In recent air-conditioning units, it is considered to decrease volumetric flow of coolant in a refrigerating cycle to design a reduction of compressor's power as requirement for saving power and fuel efficiency. Thus, in a heat exchanger, it is desired to increase a heat exchanging efficiency so as to gain a heat exchanging ability more than of the prior heat exchanger in a less volumetric flow of coolant. Under thus condition, though coolant distribution in the heat exchanger influences on the heat exchanging efficiency largely, it is difficult to find an effective improvement plan for temperature distribution at the small volumetric flow due to the structure in a prior drawn cup type heat exchanger in which a tank is provided only in one side thereof. Therefore, the heat exchanger is in course of shifting from one side tank type of the heat exchanger to a both tank type heat exchanger which has tanks in both sides thereof these days.

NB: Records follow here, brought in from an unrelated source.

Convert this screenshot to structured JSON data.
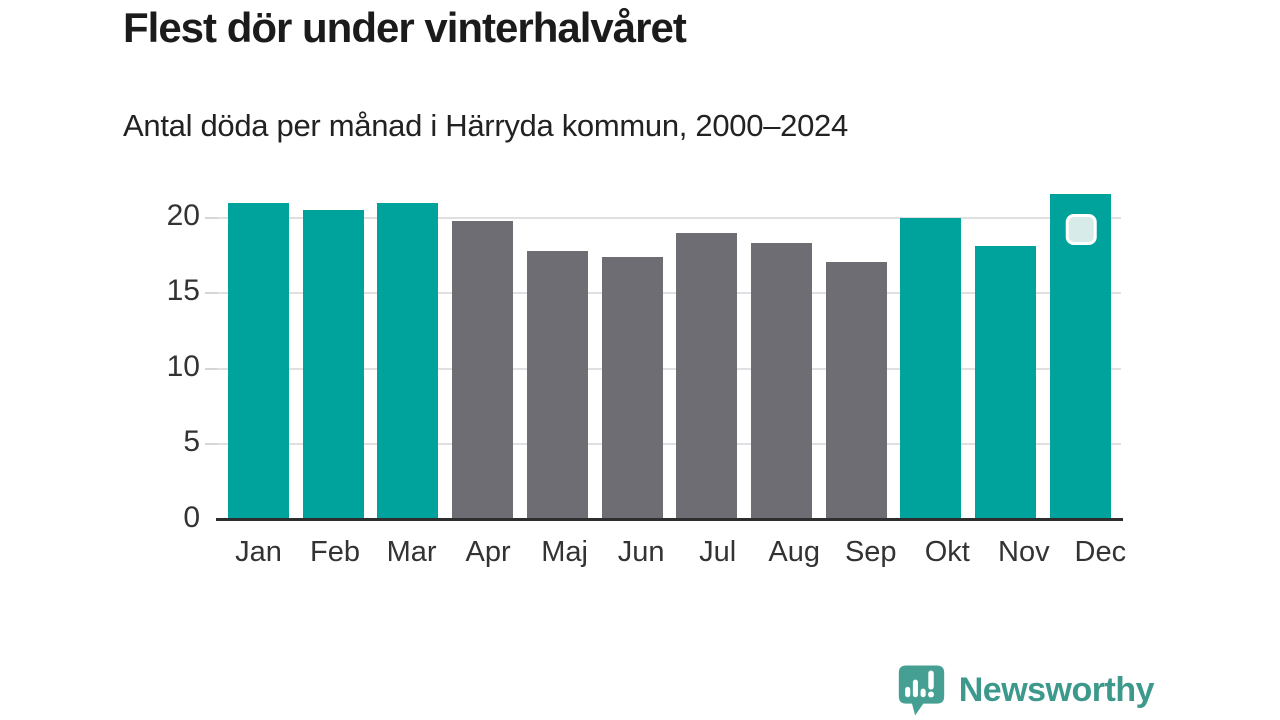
{
  "header": {
    "title": "Flest dör under vinterhalvåret",
    "subtitle": "Antal döda per månad i Härryda kommun, 2000–2024"
  },
  "chart_data": {
    "type": "bar",
    "title": "Flest dör under vinterhalvåret",
    "subtitle": "Antal döda per månad i Härryda kommun, 2000–2024",
    "categories": [
      "Jan",
      "Feb",
      "Mar",
      "Apr",
      "Maj",
      "Jun",
      "Jul",
      "Aug",
      "Sep",
      "Okt",
      "Nov",
      "Dec"
    ],
    "values": [
      21.0,
      20.5,
      21.0,
      19.8,
      17.8,
      17.4,
      19.0,
      18.3,
      17.1,
      20.0,
      18.1,
      21.6
    ],
    "bar_season": [
      "winter",
      "winter",
      "winter",
      "summer",
      "summer",
      "summer",
      "summer",
      "summer",
      "summer",
      "winter",
      "winter",
      "winter"
    ],
    "yticks": [
      0,
      5,
      10,
      15,
      20
    ],
    "ylim": [
      0,
      22.1
    ],
    "xlabel": "",
    "ylabel": "",
    "grid": "horizontal",
    "legend": "none",
    "highlighted_category": "Dec"
  },
  "colors": {
    "winter": "#00a39b",
    "summer": "#6e6d73",
    "badge_fill": "#d7ebe8",
    "badge_border": "#ffffff",
    "logo": "#3d998c"
  },
  "footer": {
    "brand": "Newsworthy"
  }
}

Furthermore, there is a case that it is obliged to provide various incidental equipments around an air conditioning unit. In thus case, because minimization of the air conditioning unit is required, minimization of the heat exchanger is more necessary with this requirement. Accordingly, it becomes more important problem to secure the heat exchanging ability more than in prior heat exchangers with satisfying the requirement for minimization of the heat exchanger.
Though various improvements of the heat exchangers are considered from the above-mentioned point, above all, it is recognized as an effective means to improve a tube structure. About the improvement of the tube structure, it is desired to make an equivalent diameter of a flow path smaller as well as promoting flattening of the tube, and further it is considered as an effective means to provide inner fin in a flat pipe.
In the case of forming this tube, a flat pipe with a specific length is formed in advance and inner fin are inserted into the flat pipe and brazed so far. However, according to this method, there is disadvantage that productivity becomes worse because the inner fin must be inserted into every flat pipe.
Accordingly, this applicant adopts a method for producing tubes by a roll forming in order to resolve the above disadvantage. This is that a material for a flat pipe is rolled up so as to cover the inner fin, a flat pipe A is formed while including the inner fin B in the flat pipe as shown in FIG. 10, and then a tube D with a specific length is formed by inserting a cutting blade C from one side in a width direction thereof to cut the flat pipe A together with the inner fin B.
However, because a shape of a prior tube is determined only in a view point that the included inner fin makes an equivalent diameter of the flow path smaller, as shown in FIG. 10, there is a disadvantage that the inner fin B are deformed extremely and the flow path with small equivalent diameter can not be formed because the inner fin B get out of position in an arrow direction illustrated with a broken line (a width direction of the tube) by the cutting blade C when the cutting blade C inserted from the width direction in the case of forming the inner fin in, for instance, a corrugated shape.
It is considered that this disadvantage is caused by that stiffness to a width directional force of the inner fin itself, stiffness to a binding force by the flat pipe from a thickness direction thereof, and further a contact resistance to a width directional force at a contacting portion between the inner fin and the flat pipe are not secured because a shape of the inner fin is determined only in a view point that the equivalent diameter of the flow path is reduced.
Therefore, in this invention, it is a main object to provide tubes for a heat exchanger which can prevent much deformation of the inner fin to secure a flow path with a small equivalent diameter in the flat pipe in the case of cutting the inner fin included in the flat pipe together with the flat pipe in the width direction.
More concretely, the object of the invention is to provide tubes for a heat exchanger so as to increase the stiffness to the width directional force of the inner fin itself and the stiffness to the binding force by the flat pipe in the thickness direction thereof, and further to enlarge the contact resistance to a width directional force at a contacting portion between the inner fin and the flat pipe.